お前となら悪くない
「あ、かまくら作りたいなぁ」
いくつかビスケットをつまんでから、思い出したように駈が口を開いた。その内容が年の割りにはあまりにも可愛らしいものだったから、純が反射的にくすりと笑ってしまう。
「……今笑ったの、子どもっぽいとか思ったんだろ」
そんな相手に、駈がじとりと不服げな眼差しを送った。
「ごめんごめん。でも、せっかくの雪だもん。久々に雪遊びってのも良いよね」
「雪遊びなんて小学校以来だぜ。去年は、結局大して積もらなかったしな」
「でも、かまくらを作るにはまだちょっと雪が少ないかな。今日でこんなに積もったんだから、その内たっぷり積もるかもしれないけど」
示し合わせたかのように、二人が同時に窓の外へと視線を送る。今は遠い太陽の光が燦々と降り注ぎ、ゆっくりと雪を溶かしているところだった。
「じゃ、いつかたくさん雪積もったら、いっしょにかまくら作ろうぜ。そんで記念写真とか撮ってさ」
「うん、いいよ」
本当に幼い子どものような表情ではしゃぐ駈に、純が優しく頷いた。
ちょっとした談笑のひと時を済ませると、純はキッチンへと再び入って、冷蔵庫を開けながらうーんと唸っていた。
「どした?」
駈が訊ねた。すると、また長い唸り声が聞こえた後でようやく答えが返ってくる。
「……いや、そういえば食材のストック少なかったんだなぁって」
「じゃあ昼は外食でもするか?」
「そうだね。でも、こんな足元の悪い日だし、外へ遊びに行くってのも──」
ふと純がそこで曖昧に言葉を切って、語尾を濁した。駈が首を傾げると、キッチンから顔を出した少年が得意げな笑みを見せる。
「ねえ駈。今、何食べたい?」
「え、そうだな……。オムライス、かな」
意味ありげな笑みの意図はよく分からなかったが、駈は問われた内容を素直に答えた。それは“今”食べたいものどころか、いつでも食べたいであろう彼の大好物の一品である事は、当然しばしば休日を共に過ごしている純はよく知っていた。

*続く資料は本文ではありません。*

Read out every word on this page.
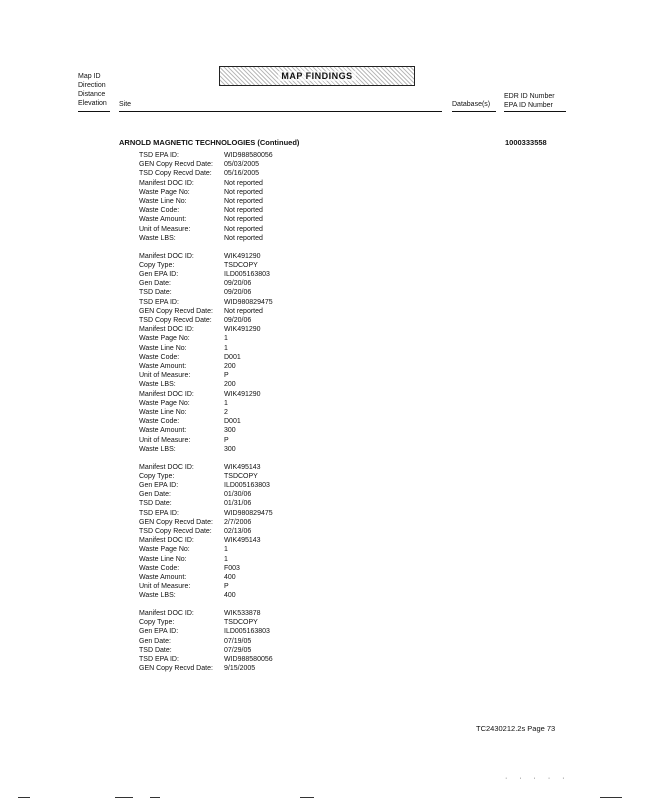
Map ID
Direction
Distance
Elevation
MAP FINDINGS
Site	Database(s)
EDR ID Number
EPA ID Number
ARNOLD MAGNETIC TECHNOLOGIES (Continued)	1000333558
TSD EPA ID:	WID988580056
GEN Copy Recvd Date:	05/03/2005
TSD Copy Recvd Date:	05/16/2005
Manifest DOC ID:	Not reported
Waste Page No:	Not reported
Waste Line No:	Not reported
Waste Code:	Not reported
Waste Amount:	Not reported
Unit of Measure:	Not reported
Waste LBS:	Not reported
Manifest DOC ID:	WIK491290
Copy Type:	TSDCOPY
Gen EPA ID:	ILD005163803
Gen Date:	09/20/06
TSD Date:	09/20/06
TSD EPA ID:	WID980829475
GEN Copy Recvd Date:	Not reported
TSD Copy Recvd Date:	09/20/06
Manifest DOC ID:	WIK491290
Waste Page No:	1
Waste Line No:	1
Waste Code:	D001
Waste Amount:	200
Unit of Measure:	P
Waste LBS:	200
Manifest DOC ID:	WIK491290
Waste Page No:	1
Waste Line No:	2
Waste Code:	D001
Waste Amount:	300
Unit of Measure:	P
Waste LBS:	300
Manifest DOC ID:	WIK495143
Copy Type:	TSDCOPY
Gen EPA ID:	ILD005163803
Gen Date:	01/30/06
TSD Date:	01/31/06
TSD EPA ID:	WID980829475
GEN Copy Recvd Date:	2/7/2006
TSD Copy Recvd Date:	02/13/06
Manifest DOC ID:	WIK495143
Waste Page No:	1
Waste Line No:	1
Waste Code:	F003
Waste Amount:	400
Unit of Measure:	P
Waste LBS:	400
Manifest DOC ID:	WIK533878
Copy Type:	TSDCOPY
Gen EPA ID:	ILD005163803
Gen Date:	07/19/05
TSD Date:	07/29/05
TSD EPA ID:	WID988580056
GEN Copy Recvd Date:	9/15/2005
TC2430212.2s Page 73
· · · · ·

「よし、じゃあ今日はこれから近所のスーパーまで買い物に付き合ってよ。そして今日のお昼ご飯は、僕が腕によりをかけて、駈のためにオムライスを作ります!」
「うおお、やったぁ!!」
それはいっそ痛快なほどに、ぱっと駈の表情が驚きと喜びに輝いた。純も、へへんと得意げな様子で彼の喜ぶ様子を眺めていた。
「それじゃ、コート着て出かける準備してね」
そう言って純もリビングを出て、自室へと防寒具を調達しに行く。駈はこたつとコンポの電源を切ると、ハンガーにかけていたダッフルコートを手に取り、袖を通した。
純が戻ってくるまでの間、駈は手持ち無沙汰な時間を潰しがてら、純の手料理によるオムライスのことを想うと、一向に頬の緩みが止まらなかった。
リビングに戻ってきた純はオレンジのダウンジャケットを着ていた。彼はリビングの電気を消してから、駈のほうを振り返ると。
「外は寒いだろうから、これあげるよ」
そう言って、カイロを放り投げてよこした。しかし、それをキャッチした駈が奇妙に呆然としているのを見て、純が少しばかり訝しげな顔を作る。
「どうしたの?」
「ん、いや」
駈が曖昧にしか答えなかったので、純は特に気にした様子もなく、彼に背を向けてさっさと玄関へと向かう。その後ろを追いかけながら、駈が言った。
「なんとなく思ったんだけど……。おれさ、お前とずっと一緒に生活できたら、めちゃくちゃ幸せな人生を送れる気がするなぁと思って」
「僕は構わないよ」
少し躊躇ってからようやく吐き出された呟きに、純は玄関で靴を履きながら、彼に背を向けたまま、あまりにもあっさりと返事をした。
「……マジで?」
駈が慌てて早口で問い直してみれば、靴を履き終えた純がすっと振り返り、どこか得意げな笑みを浮かべた。